At the start of his 2016 in Rome, he looked lost, a talent with tons of raw power, but made Pedro Cerrano look like a good breaking ball hitter. He admittedly sat dead-red, waiting for the fastballs, but he learned how to hit in the second half. Though he still struck out a bit too much, he finished the second half hitting .289 with 17 home runs and a .970 OPS. The same happened last year, and after a slow start in Florida, he handled a promotion to Double-A with surprising ease.
This season, he has been an absolute beast right out of the gates.
Austin Riley is currently tied for the league lead in home runs (6), third in OPS (1.071), 2nd in RBIs, 1st in total bases (67), and first in slugging (.677). He is some kind of good.— Eric Cole, Braves Minor Leagues Guy (@leprekhan) May 6, 2018
What we really needed to see from Riley is continued improvement at the hot corner defensively. A former pitcher, Riley has the arm, but as I said back in 2016, I saw him make great stops, I saw him make great throws, but I rarely saw him make a great stop and throw together as a great play. That’s all changed. He shows range and instincts and makes those great plays we’ve been waiting for. Riley was once seen as a project, he’s now above-average at third, and still improving.
After that impressive 2016 MLB Draft class of pitchers, Wilson was probably not the one many thought would reach Double-A first. But Wilson has been lights out pretty much since his full-season debut.
Four pitchers went before Wilson in that draft, and the three starters are pitching pretty well. Ian Anderson, Joey Wentz, and Kyle Muller have had some rough starts in 2017, but have been looking good of late. Wilson? He just skipped the bad starts and has been utterly dominant.
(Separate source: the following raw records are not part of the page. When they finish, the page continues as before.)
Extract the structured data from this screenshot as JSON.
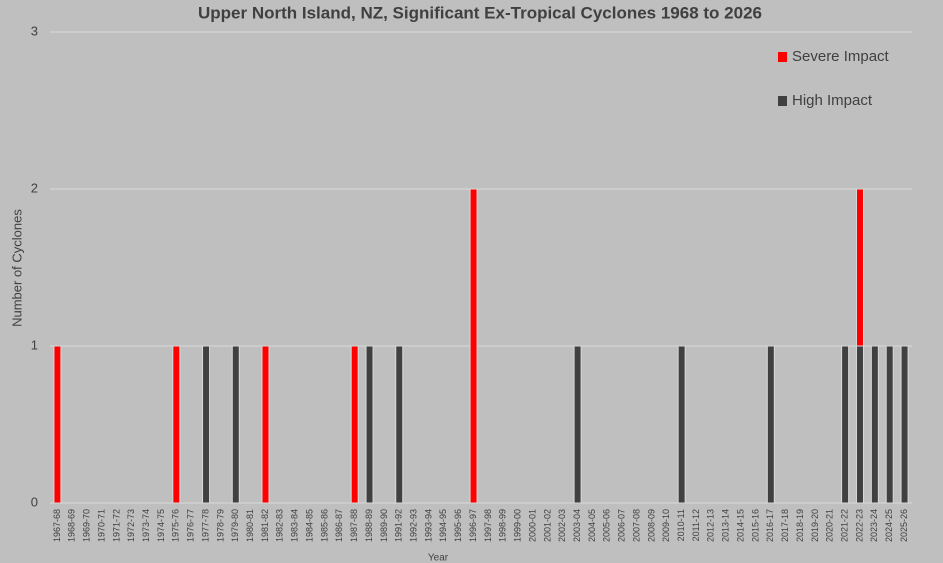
{
  "chart_data": {
    "type": "stacked_bar",
    "title": "Upper North Island, NZ,  Significant Ex-Tropical Cyclones 1968 to 2026",
    "y_label": "Number of Cyclones",
    "x_label": "Year",
    "categories": [
      "1967-68",
      "1968-69",
      "1969-70",
      "1970-71",
      "1971-72",
      "1972-73",
      "1973-74",
      "1974-75",
      "1975-76",
      "1976-77",
      "1977-78",
      "1978-79",
      "1979-80",
      "1980-81",
      "1981-82",
      "1982-83",
      "1983-84",
      "1984-85",
      "1985-86",
      "1986-87",
      "1987-88",
      "1988-89",
      "1989-90",
      "1991-92",
      "1992-93",
      "1993-94",
      "1994-95",
      "1995-96",
      "1996-97",
      "1997-98",
      "1998-99",
      "1999-00",
      "2000-01",
      "2001-02",
      "2002-03",
      "2003-04",
      "2004-05",
      "2005-06",
      "2006-07",
      "2007-08",
      "2008-09",
      "2009-10",
      "2010-11",
      "2011-12",
      "2012-13",
      "2013-14",
      "2014-15",
      "2015-16",
      "2016-17",
      "2017-18",
      "2018-19",
      "2019-20",
      "2020-21",
      "2021-22",
      "2022-23",
      "2023-24",
      "2024-25",
      "2025-26"
    ],
    "series": [
      {
        "name": "High Impact",
        "color": "#404040",
        "values": [
          0,
          0,
          0,
          0,
          0,
          0,
          0,
          0,
          0,
          0,
          1,
          0,
          1,
          0,
          0,
          0,
          0,
          0,
          0,
          0,
          0,
          1,
          0,
          1,
          0,
          0,
          0,
          0,
          0,
          0,
          0,
          0,
          0,
          0,
          0,
          1,
          0,
          0,
          0,
          0,
          0,
          0,
          1,
          0,
          0,
          0,
          0,
          0,
          1,
          0,
          0,
          0,
          0,
          1,
          1,
          1,
          1,
          1
        ]
      },
      {
        "name": "Severe Impact",
        "color": "#ff0000",
        "values": [
          1,
          0,
          0,
          0,
          0,
          0,
          0,
          0,
          1,
          0,
          0,
          0,
          0,
          0,
          1,
          0,
          0,
          0,
          0,
          0,
          1,
          0,
          0,
          0,
          0,
          0,
          0,
          0,
          2,
          0,
          0,
          0,
          0,
          0,
          0,
          0,
          0,
          0,
          0,
          0,
          0,
          0,
          0,
          0,
          0,
          0,
          0,
          0,
          0,
          0,
          0,
          0,
          0,
          0,
          1,
          0,
          0,
          0
        ]
      }
    ],
    "ylim": [
      0,
      3
    ],
    "yticks": [
      0,
      1,
      2,
      3
    ],
    "grid": true,
    "legend": "top-right"
  }
}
The first time I saw Wilson, he was a 19-year-old making his home debut in Rome on a Monday night. It wasn’t any old Monday night, however, it was Tim Tebow night and a sold-out crowd of over 5,000 people.
That always stuck with me. It wasn’t his best game, but it wasn’t his worst. He had that moxie, that pitchability if you would, that you could tell early on he would shine. He put up video game numbers last year in his breakout full-season debut to the likes of a 2.50 ERA, a 1.04 WHIP and more than a strikeout per inning pitched. This year in his FSL debut, he was even more absurd.
Wilson leaves the FSL behind with a 0.34 ERA and 0.86 WHIP. He pitched 6.2 innings in each of his final two FSL starts and allowed no runs. That’s who Wilson is.
The 20-year-old righty works fast, maintains his velocity and command deep into games and limits runs. He works a mid-90s fastball that produces a ton of ground balls with sharp slider that gets people chasing with a hard break. I remember the first time I watched Wilson I asked our own (and, of course, Talking Chop’s minor league editor) Eric Cole what to look for and he told me his changeup. Last year, that pitch was behind. Most who have seen him this year say it has surpassed his breaking ball.
The Baby Braves are on the move. It’s an exciting time both on the farm and in the bigs, and Riley and Wilson are two to keep a close eye on.